Just because jobs are brought in doesn’t mean local people will be hired, said Mary Maguire, one of the residents most active in the original planning. About one-quarter of current jobs are held by locals, according to one estimate. Maze said she hopes to get better information through a business survey.

Maguire said “we’re often given the choice between jobs, parks, or housing. And we want them all.”

Al Swintek of Centerpoint Energy asked what the expected net gain in jobs would be. Answer: about 2,000. Another observer said “we don’t want to trade (higher paying) jobs for $8/hour jobs.”

To a couple of people who called it “swimming upstream” or “mind boggling” to think that the industrial area can be converted, Leighton said “The counterpoint is, it’s been done before, and we’re an ambitious city.

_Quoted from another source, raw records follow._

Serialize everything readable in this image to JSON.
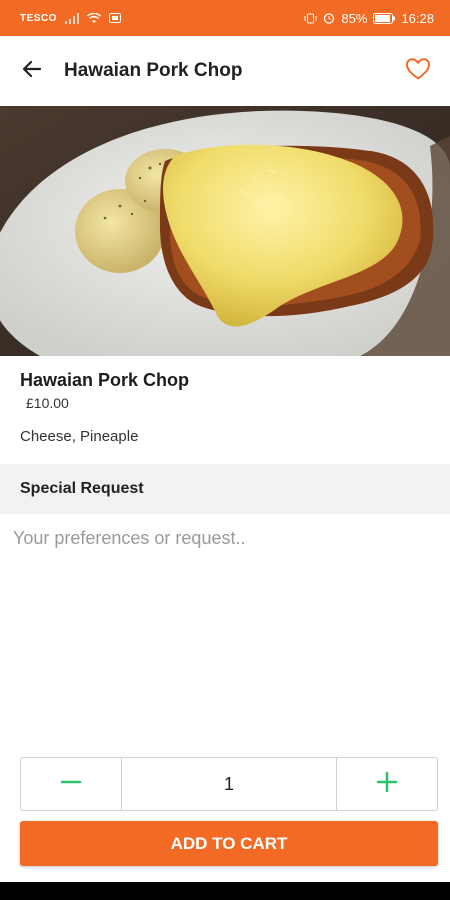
{
  "status_bar": {
    "carrier": "TESCO",
    "battery": "85%",
    "time": "16:28",
    "icons": [
      "signal-icon",
      "wifi-icon",
      "data-icon",
      "vibrate-icon",
      "alarm-icon",
      "battery-icon"
    ]
  },
  "app_bar": {
    "title": "Hawaian Pork Chop",
    "back_icon": "arrow-left-icon",
    "favorite_icon": "heart-outline-icon"
  },
  "product": {
    "image": "pork-chop-photo",
    "name": "Hawaian Pork Chop",
    "price": "£10.00",
    "description": "Cheese, Pineaple"
  },
  "special_request": {
    "header": "Special Request",
    "placeholder": "Your preferences or request..",
    "value": ""
  },
  "quantity": {
    "value": "1",
    "decrement_icon": "minus-icon",
    "increment_icon": "plus-icon"
  },
  "add_to_cart": {
    "label": "ADD TO CART"
  },
  "colors": {
    "accent": "#F26A23",
    "stepper_icons": "#2BC26A",
    "section_bg": "#f2f2f2"
  }
}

There are macro trends that favor residential, macro pressure for rezonings. Sure it’s not easy to finance housing, we’re finding it not easy to finance new industrial, either.”

Randy Kouri, long time river activist and resident on the river, said Marshall Street has had two studies done that said “make it parklike, bury the lines, put out trash cans” to encourage everyone else to clean up their land. “Part of the problem has been that organizations like the Corps of Engineers, the DNR, they haven’t been asked to partner. They have money.”

Jeff Skrenes, Housing Director for Hawthorne Neighborhood, said he’d like to at least see an off-road bike connection along 26th Avenue north to Theodore Wirth, connecting with the river near the Riverview Townhomes. “It would positively impact every neighborhood on the Northside. I’d push for that especially if it was not disruptive to the businesses there now.”

The city’s plans call for a feasibility analysis to be completed by early 2011 and presented to the city council. The council could then ask for further study or analysis or for revisions to the plan.

Cordelia Pierson, Executive Director for the Minneapolis Riverfront Corporation, the recently-formed entity charged with assembling the money to carry out the ATF plan, told the group she’s excited about the turnout and the discussion, and reminded attendees about the December 7 “Designer Ask” session in which the designers will collect even more public comment. That meeting is at 7 p.m. December 7 at the Park Board headquarters at 2117 West River Road (just north of Broadway).